During an interview Salman Rushdie introduced the role of storytelling in defining a human being:

We tell ourselves into being, don’t we? I think that is one of the great reasons for stories. I mean, we are the storytelling animal, there is no other creature on earth that tells itself stories in order to understand who it is. (1) 

From ancient shamans to modern movie directors, through magicians of all ages, the power of narrative has been extensively analysed and used, both for the purpose of entertainment and emotional/spiritual growth.

In the 1970s the assumption that narratives shape a person’s identity inspired the work of Michael White and David Epston, creators of the Narrative Therapy, a form of psychotherapy where the therapist helps the patient by developing with him richer and more functional narratives. The two therapists considered each story as both describing and shaping people’s perspectives on their lives, histories and futures, and their purpose was to collaborate with patients in stepping away from oppressive stories to discovering the “untold” story involving their secrets commitments, hopes, desires and dreams.
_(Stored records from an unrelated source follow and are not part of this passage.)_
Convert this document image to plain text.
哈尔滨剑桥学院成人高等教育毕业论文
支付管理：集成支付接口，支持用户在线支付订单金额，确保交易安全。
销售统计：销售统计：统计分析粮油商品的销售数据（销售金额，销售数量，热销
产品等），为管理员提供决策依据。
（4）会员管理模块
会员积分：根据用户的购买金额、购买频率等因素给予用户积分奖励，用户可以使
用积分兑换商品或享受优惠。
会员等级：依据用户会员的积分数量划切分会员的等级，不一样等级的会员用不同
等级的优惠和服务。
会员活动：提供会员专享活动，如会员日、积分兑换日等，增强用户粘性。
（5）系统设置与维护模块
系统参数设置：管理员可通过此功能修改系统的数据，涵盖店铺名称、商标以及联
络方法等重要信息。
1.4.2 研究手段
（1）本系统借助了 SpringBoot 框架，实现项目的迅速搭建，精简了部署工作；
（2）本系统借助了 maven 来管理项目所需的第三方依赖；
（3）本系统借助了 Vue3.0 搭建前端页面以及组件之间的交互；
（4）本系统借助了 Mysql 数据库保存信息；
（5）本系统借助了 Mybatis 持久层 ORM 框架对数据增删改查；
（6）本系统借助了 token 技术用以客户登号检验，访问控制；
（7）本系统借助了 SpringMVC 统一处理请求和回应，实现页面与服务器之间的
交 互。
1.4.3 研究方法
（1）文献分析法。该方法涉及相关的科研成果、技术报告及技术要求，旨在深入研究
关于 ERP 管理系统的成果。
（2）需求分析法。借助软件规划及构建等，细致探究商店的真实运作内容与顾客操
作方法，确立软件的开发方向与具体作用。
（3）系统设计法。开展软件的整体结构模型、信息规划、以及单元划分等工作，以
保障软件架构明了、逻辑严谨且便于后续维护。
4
The idea that we are our stories may be a good description of our perceived inner world, but its vagueness has been criticized by skeptics (2) ; they have pointed at the lack of clinical and empirical studies to validate the claims of narrative therapy, whose focus on qualitative outcomes is difficult to assess with a scientific approach. A recent study (3)  by Jason S. Moser, Assistant Professor at the Department of Psychology of the Michigan State University, tried to investigate the correlation between electric neural signals and the different “stories” – to which Moser referred with the term “mind-sets” – told by a number of subjects.
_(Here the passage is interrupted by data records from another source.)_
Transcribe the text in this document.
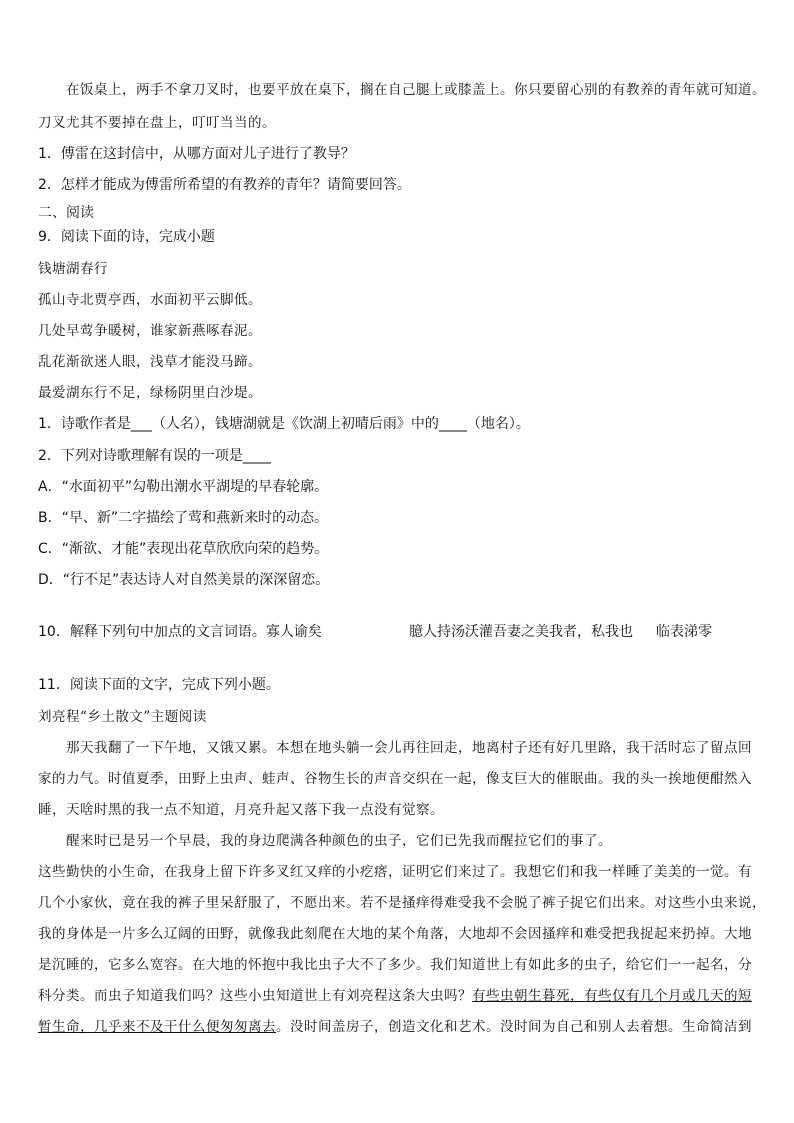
在饭桌上，两手不拿刀叉时，也要平放在桌下，搁在自己腿上或膝盖上。你只要留心别的有教养的青年就可知道。
刀叉尤其不要掉在盘上，叮叮当当的。
1．傅雷在这封信中，从哪方面对儿子进行了教导？
2．怎样才能成为傅雷所希望的有教养的青年？请简要回答。
二、阅读
9．阅读下面的诗，完成小题
钱塘湖春行
孤山寺北贾亭西，水面初平云脚低。
几处早莺争暖树，谁家新燕啄春泥。
乱花渐欲迷人眼，浅草才能没马蹄。
最爱湖东行不足，绿杨阴里白沙堤。
1．诗歌作者是___（人名），钱塘湖就是《饮湖上初晴后雨》中的____（地名）。
2．下列对诗歌理解有误的一项是____
A．“水面初平”勾勒出潮水平湖堤的早春轮廓。
B．“早、新”二字描绘了莺和燕新来时的动态。
C．“渐欲、才能”表现出花草欣欣向荣的趋势。
D．“行不足”表达诗人对自然美景的深深留恋。
10．解释下列句中加点的文言词语。寡人谕矣	臆人持汤沃灌吾妻之美我者，私我也 临表涕零
11．阅读下面的文字，完成下列小题。
刘亮程“乡土散文”主题阅读
那天我翻了一下午地，又饿又累。本想在地头躺一会儿再往回走，地离村子还有好几里路，我干活时忘了留点回
家的力气。时值夏季，田野上虫声、蛙声、谷物生长的声音交织在一起，像支巨大的催眠曲。我的头一挨地便酣然入
睡，天啥时黑的我一点不知道，月亮升起又落下我一点没有觉察。
醒来时已是另一个早晨，我的身边爬满各种颜色的虫子，它们已先我而醒拉它们的事了。
这些勤快的小生命，在我身上留下许多叉红又痒的小疙瘩，证明它们来过了。我想它们和我一样睡了美美的一觉。有
几个小家伙，竟在我的裤子里呆舒服了，不愿出来。若不是搔痒得难受我不会脱了裤子捉它们出来。对这些小虫来说，
我的身体是一片多么辽阔的田野，就像我此刻爬在大地的某个角落，大地却不会因搔痒和难受把我捉起来扔掉。大地
是沉睡的，它多么宽容。在大地的怀抱中我比虫子大不了多少。我们知道世上有如此多的虫子，给它们一一起名，分
科分类。而虫子知道我们吗？这些小虫知道世上有刘亮程这条大虫吗？有些虫朝生暮死，有些仅有几个月或几天的短
暂生命，几乎来不及干什么便匆匆离去。没时间盖房子，创造文化和艺术。没时间为自己和别人去着想。生命简洁到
Is your intelligence something fluid?

Do you think that intelligence is something fluid – i.e. that if you apply yourself better, you will become smarter? If so, your narrative will be opposite to the one endorsed by the owners of a (perceived) fixed intelligence. In the context of the first story, the brain is described as an incremental unit: from this point of view, failure is always a learning opportunity. The second narrative describes brain as a static entity, and failure is just a frustrating personal shortcoming, impossible to be remedied.
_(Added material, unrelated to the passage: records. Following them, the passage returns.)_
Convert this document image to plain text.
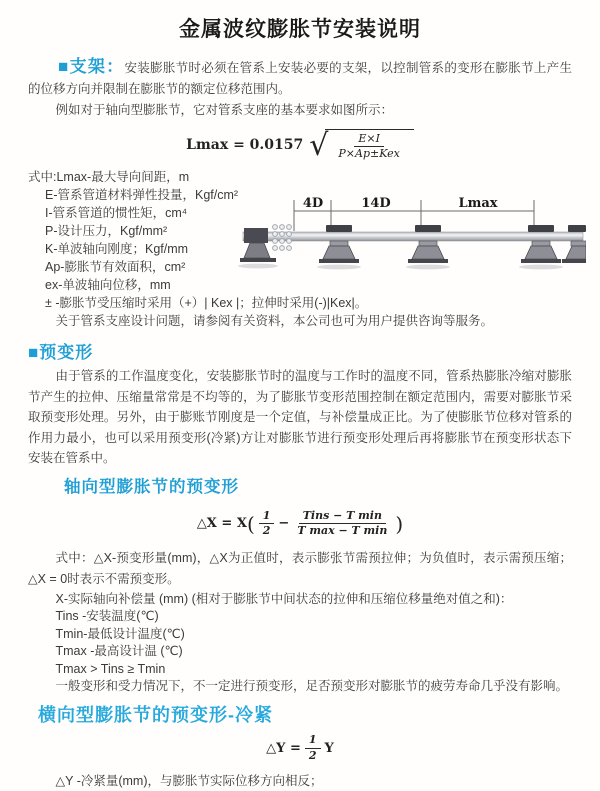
金属波纹膨胀节安装说明

■支架：安装膨胀节时必须在管系上安装必要的支架，以控制管系的变形在膨胀节上产生的位移方向并限制在膨胀节的额定位移范围内。

例如对于轴向型膨胀节，它对管系支座的基本要求如图所示：

Lmax = 0.0157 √ $\frac{E\times I}{\text{P×Ap±Kex}}$
式中:Lmax-最大导向间距，m
E-管系管道材料弹性投量，Kgf/cm²
I-管系管道的惯性矩，cm⁴
P-设计压力，Kgf/mm²
K-单波轴向刚度；Kgf/mm
Ap-膨胀节有效面积，cm²
ex-单波轴向位移，mm
4D	14D	Lmax

± -膨胀节受压缩时采用（+）| Kex |；拉伸时采用(-)|Kex|。

关于管系支座设计问题，请参阅有关资料，本公司也可为用户提供咨询等服务。

■预变形

由于管系的工作温度变化，安装膨胀节时的温度与工作时的温度不同，管系热膨胀冷缩对膨胀节产生的拉伸、压缩量常常是不均等的，为了膨胀节变形范围控制在额定范围内，需要对膨胀节采取预变形处理。另外，由于膨账节刚度是一个定值，与补偿量成正比。为了使膨胀节位移对管系的作用力最小，也可以采用预变形(冷紧)方让对膨胀节进行预变形处理后再将膨胀节在预变形状态下安装在管系中。

轴向型膨胀节的预变形
△X = X ( $\frac{1}{2} - \frac{\text{Tins − T min}}{\text{T max − T min}}$ )

式中：△X-预变形量(mm)，△X为正值时，表示膨张节需预拉伸；为负值时，表示需预压缩；△X = 0时表示不需预变形。

X-实际轴向补偿量 (mm) (相对于膨胀节中间状态的拉伸和压缩位移量绝对值之和)：
Tins -安装温度(℃)
Tmin-最低设计温度(℃)
Tmax -最高设计温 (℃)
Tmax > Tins ≥ Tmin
一般变形和受力情况下，不一定进行预变形，足否预变形对膨胀节的疲劳寿命几乎没有影响。
横向型膨胀节的预变形-冷紧
△Y = $\frac{1}{2}$ Y

△Y -冷紧量(mm)，与膨胀节实际位移方向相反；
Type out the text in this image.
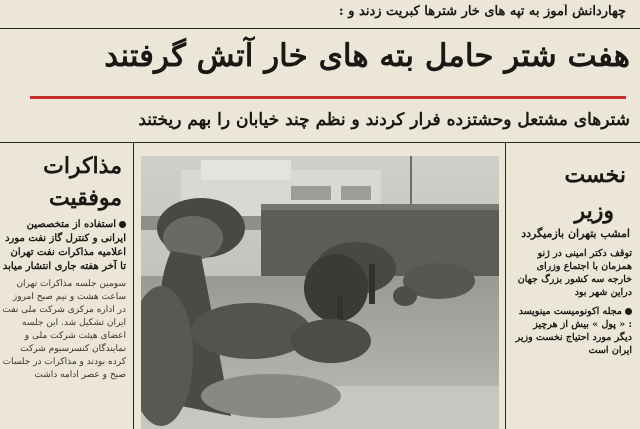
چهاردانش آموز به تپه های خار شترها کبریت زدند و :
هفت شتر حامل بته های خار آتش گرفتند
شترهای مشتعل وحشتزده فرار کردند و نظم چند خیابان را بهم ریختند
مذاکرات
موفقیت
استفاده از متخصصین ایرانی و کنترل گاز نفت مورد اعلامیه مذاکرات نفت تهران تا آخر هفته جاری انتشار میابد
سومین جلسه مذاکرات تهران ساعت هشت و نیم صبح امروز در اداره مرکزی شرکت ملی نفت ایران تشکیل شد. این جلسه اعضای هیئت شرکت ملی و نمایندگان کنسرسیوم شرکت کرده بودند و مذاکرات در جلسات صبح و عصر ادامه داشت
نخست
وزیر
امشب بتهران بازمیگردد
توقف دکتر امینی در ژنو همزمان با اجتماع وزرای خارجه سه کشور بزرگ جهان دراین شهر بود
مجله اکونومیست مینویسد : « پول » بیش از هرچیز دیگر مورد احتیاج نخست وزیر ایران است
Moser and his colleagues divided the participants in two groups, according to the self-assessed personal narrative (incremental vs. static), and gave them a task that was easy to make a mistake on: they were shown a string of letters (LLILL) and asked to quickly identify the middle one. Each subject wore a cap recording electrical activity in the brain during the task.

Performance accuracy was high in both groups (more than 90%), and Moser identified two peculiar short signals occuring within a quarter of a second after each mistake. The first one was called “oh crap!”-response: it indicated something had gone wrong. The second signal reflected awareness of mistakes and allocation of attention to them – technically called “post-error positivity” (Pe) component, reflecting the “I-see-that-I’ve-made-a-mistake-so-I-should-pay-more attention” attitude.

Moser discovered that the brains associated with the incremental narrative reacted with a bigger second signal, but also with a greater accuracy after mistakes compared with individuals endorsing the static narrative. It seems that a belief in the incremental theory of intelligence is associated with a better control systems on a neural level. In the words of Jason S. Moser,

People who think they can learn from their mistakes have brains that are tuned to pay more attention to mistakes.

This study touches the question at the core of narrative therapy: has narrative a specific “power” interfering with neural systems? Or does a specific neural system push the individual into selecting a narrative mirroring his inner attitude? Both forces are probably at work. Confirming Alan Moore’s quote:

There are people. There are stories. The people think they shape the stories, but the reverse is often closer to the truth. (4) 


Notes

1. Matthew D’Ancona, “We have been wimpish about defending our ideas”, Spectator.co.uk, 9.4.2008.

2. For example M. Etchison et al., “Review of Narrative Therapy: Research and Review” in Family Journal 8(1), 2000, pp. 61-67.

3. Jason S. Moser et al., “Mind Your Errors – Evidence for a Neural Mechanism Linking Growth Mind-Set to Adaptive Posterror Adjustments” in Psychological Science, December 2011 vol. 22 no. 12, pp. 1484-1489.

4. Alan Moore, Swamp Thing – Love and Death, Vol. 2.